A handler should not:

- mutate the machine snapshot directly;
- jump to states outside the declared transition graph;
- rely on console output as the only observable diagnostic;
- store raw credentials, provider URLs with secrets, or other sensitive values in machine context.

## Runtime responsibilities

`OnboardRuntime` is the intended authority for:

- validating transitions against `transitions.ts`;
- applying safe session context updates;
- marking terminal states;
- emitting redacted lifecycle, state, repair, resume-conflict, and hook events;
- preserving compatibility with normalized older sessions.

The runtime should reject invalid transitions before they can be persisted.

## Event semantics

Machine events are diagnostics and automation hooks. They must be safe to write to JSONL logs and attach to CI/E2E artifacts.

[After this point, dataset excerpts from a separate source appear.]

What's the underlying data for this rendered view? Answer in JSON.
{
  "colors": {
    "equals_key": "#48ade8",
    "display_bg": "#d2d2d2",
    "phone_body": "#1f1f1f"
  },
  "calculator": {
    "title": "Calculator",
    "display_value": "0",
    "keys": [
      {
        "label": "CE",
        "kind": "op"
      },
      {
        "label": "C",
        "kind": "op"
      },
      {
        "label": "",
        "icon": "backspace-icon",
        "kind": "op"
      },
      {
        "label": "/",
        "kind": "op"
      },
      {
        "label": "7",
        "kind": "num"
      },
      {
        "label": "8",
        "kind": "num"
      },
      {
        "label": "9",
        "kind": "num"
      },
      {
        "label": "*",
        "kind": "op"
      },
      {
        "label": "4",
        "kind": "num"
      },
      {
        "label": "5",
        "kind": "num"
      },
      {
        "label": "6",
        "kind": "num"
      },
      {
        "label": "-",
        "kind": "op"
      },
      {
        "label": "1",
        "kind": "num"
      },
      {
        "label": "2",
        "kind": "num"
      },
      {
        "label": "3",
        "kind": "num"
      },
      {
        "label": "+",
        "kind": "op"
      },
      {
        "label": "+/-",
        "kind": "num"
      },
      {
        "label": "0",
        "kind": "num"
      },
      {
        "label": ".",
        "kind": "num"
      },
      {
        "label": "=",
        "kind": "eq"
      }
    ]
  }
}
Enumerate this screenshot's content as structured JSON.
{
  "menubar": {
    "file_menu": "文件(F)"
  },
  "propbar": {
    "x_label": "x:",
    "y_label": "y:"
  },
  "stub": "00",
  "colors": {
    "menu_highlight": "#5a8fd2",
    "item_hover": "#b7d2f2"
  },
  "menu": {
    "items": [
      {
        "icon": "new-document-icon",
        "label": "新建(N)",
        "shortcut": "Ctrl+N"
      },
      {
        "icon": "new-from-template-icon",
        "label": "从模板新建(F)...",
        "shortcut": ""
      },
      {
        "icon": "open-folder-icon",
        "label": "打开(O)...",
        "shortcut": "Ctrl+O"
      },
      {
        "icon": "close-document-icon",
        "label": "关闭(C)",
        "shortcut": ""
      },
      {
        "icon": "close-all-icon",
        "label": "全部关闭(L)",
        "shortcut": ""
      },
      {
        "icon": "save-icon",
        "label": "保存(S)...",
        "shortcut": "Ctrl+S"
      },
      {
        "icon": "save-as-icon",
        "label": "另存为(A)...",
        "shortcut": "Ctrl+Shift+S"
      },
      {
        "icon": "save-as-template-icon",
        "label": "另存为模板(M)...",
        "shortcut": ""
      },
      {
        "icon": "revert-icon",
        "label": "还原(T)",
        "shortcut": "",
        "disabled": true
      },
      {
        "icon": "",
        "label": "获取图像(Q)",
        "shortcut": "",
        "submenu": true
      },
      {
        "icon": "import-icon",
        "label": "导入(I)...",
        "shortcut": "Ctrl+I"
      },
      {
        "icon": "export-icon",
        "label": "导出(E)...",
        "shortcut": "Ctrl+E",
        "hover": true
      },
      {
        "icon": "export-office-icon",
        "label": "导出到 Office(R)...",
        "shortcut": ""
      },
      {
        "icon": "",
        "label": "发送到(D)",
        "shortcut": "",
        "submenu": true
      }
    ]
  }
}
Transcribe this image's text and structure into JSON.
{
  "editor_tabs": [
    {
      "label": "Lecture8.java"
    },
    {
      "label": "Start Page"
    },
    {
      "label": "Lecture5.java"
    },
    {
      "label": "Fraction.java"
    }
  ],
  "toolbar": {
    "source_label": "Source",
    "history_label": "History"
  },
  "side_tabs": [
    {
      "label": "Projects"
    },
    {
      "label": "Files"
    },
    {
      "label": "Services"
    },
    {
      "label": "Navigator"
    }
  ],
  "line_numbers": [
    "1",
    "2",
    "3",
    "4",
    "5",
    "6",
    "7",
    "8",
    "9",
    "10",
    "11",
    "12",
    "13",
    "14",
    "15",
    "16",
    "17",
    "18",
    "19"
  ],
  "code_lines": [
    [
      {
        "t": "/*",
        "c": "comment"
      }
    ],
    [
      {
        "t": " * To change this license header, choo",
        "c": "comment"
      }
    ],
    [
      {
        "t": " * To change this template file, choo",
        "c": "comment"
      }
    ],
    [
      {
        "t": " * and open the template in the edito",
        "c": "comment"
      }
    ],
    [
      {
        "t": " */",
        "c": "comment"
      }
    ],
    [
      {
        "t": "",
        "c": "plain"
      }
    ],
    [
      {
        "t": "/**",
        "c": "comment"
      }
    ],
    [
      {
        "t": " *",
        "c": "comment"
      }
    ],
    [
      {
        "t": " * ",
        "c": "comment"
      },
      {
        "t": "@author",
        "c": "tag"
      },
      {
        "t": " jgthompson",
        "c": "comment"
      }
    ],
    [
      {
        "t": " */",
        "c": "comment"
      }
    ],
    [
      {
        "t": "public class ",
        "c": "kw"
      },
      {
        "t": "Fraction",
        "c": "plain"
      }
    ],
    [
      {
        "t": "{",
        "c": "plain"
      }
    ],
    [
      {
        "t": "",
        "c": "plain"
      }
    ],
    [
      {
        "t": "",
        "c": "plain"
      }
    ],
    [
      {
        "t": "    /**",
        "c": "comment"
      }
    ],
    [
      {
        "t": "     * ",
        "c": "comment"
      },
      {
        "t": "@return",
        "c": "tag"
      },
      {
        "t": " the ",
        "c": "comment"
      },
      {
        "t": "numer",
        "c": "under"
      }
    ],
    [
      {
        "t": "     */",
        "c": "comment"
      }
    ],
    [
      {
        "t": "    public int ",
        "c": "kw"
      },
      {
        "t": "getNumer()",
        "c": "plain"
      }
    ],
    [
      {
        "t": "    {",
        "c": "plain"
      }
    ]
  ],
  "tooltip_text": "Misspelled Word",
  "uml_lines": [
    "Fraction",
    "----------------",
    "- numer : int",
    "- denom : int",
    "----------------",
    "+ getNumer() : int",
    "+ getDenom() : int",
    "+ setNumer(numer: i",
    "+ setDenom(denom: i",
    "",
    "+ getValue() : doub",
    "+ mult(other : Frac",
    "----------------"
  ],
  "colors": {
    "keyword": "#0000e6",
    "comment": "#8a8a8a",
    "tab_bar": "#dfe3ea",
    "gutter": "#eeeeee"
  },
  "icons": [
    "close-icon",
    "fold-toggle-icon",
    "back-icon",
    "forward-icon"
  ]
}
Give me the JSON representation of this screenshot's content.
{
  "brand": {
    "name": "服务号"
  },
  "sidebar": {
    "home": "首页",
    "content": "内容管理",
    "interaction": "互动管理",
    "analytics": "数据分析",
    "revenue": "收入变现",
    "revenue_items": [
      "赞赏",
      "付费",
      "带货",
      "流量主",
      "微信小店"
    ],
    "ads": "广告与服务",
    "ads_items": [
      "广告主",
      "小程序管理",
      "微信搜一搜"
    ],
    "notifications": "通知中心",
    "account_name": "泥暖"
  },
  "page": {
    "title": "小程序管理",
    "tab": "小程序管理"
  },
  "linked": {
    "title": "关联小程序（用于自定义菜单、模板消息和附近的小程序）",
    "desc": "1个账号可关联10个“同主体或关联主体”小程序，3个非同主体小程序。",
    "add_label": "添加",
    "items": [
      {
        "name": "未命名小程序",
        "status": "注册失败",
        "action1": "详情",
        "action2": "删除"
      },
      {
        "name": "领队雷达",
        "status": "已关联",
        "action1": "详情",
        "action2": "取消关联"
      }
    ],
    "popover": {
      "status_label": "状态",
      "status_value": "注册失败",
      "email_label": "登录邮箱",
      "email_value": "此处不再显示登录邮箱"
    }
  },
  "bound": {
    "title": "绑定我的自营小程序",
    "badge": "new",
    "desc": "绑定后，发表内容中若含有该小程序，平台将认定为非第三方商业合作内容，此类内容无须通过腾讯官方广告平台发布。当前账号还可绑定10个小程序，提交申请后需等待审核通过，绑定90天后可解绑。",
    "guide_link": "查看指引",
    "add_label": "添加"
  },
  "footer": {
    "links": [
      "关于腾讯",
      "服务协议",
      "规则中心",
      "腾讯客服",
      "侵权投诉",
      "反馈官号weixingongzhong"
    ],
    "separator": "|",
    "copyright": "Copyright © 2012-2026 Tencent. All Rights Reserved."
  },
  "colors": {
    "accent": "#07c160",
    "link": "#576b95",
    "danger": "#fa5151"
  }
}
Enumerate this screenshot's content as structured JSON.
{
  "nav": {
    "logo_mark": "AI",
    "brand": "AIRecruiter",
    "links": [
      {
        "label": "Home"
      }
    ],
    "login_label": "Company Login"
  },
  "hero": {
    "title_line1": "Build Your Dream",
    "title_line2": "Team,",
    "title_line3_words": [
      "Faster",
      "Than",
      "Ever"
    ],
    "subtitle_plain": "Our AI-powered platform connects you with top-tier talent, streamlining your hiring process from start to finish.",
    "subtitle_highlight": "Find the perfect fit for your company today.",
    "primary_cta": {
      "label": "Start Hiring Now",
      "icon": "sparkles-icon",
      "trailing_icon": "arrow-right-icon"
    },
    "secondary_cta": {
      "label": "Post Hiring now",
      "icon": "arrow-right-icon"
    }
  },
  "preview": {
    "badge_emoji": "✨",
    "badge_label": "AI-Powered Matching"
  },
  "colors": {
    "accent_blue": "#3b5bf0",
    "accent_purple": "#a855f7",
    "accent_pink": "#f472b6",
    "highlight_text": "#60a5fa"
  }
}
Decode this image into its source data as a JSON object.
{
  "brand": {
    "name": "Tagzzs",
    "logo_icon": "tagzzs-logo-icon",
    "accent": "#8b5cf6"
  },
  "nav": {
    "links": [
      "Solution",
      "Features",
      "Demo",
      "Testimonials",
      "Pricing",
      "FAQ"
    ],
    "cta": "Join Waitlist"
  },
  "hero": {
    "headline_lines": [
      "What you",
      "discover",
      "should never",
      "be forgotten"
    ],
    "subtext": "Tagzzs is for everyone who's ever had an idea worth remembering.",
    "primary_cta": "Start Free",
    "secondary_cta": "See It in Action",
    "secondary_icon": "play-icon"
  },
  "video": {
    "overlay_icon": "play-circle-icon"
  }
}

Event payloads should include only stable, redacted context such as:

- selected agent;
- sandbox name;
- provider and model names;
- endpoint origin, not full secret-bearing URLs;
- credential environment variable name, not credential value;
- policy presets and messaging channel names.

Observers and hooks must not change onboarding behavior. A failing hook should emit hook failure diagnostics and let onboarding continue.

## Migration stages

The FSM migration is considered complete when:

1. state metadata is defined once and derived by session, event, progress, and transition code;
2. live onboarding emits `onboard.started`, `onboard.resumed`, `resume.conflict`, terminal, state, skip, repair, and context events consistently;
3. handlers return explicit state results;
4. the runner applies all handler results through `OnboardRuntime`;
5. step helpers no longer implicitly own machine transitions;
6. `src/lib/onboard.ts` contains entrypoint setup and dependency wiring rather than state sequencing.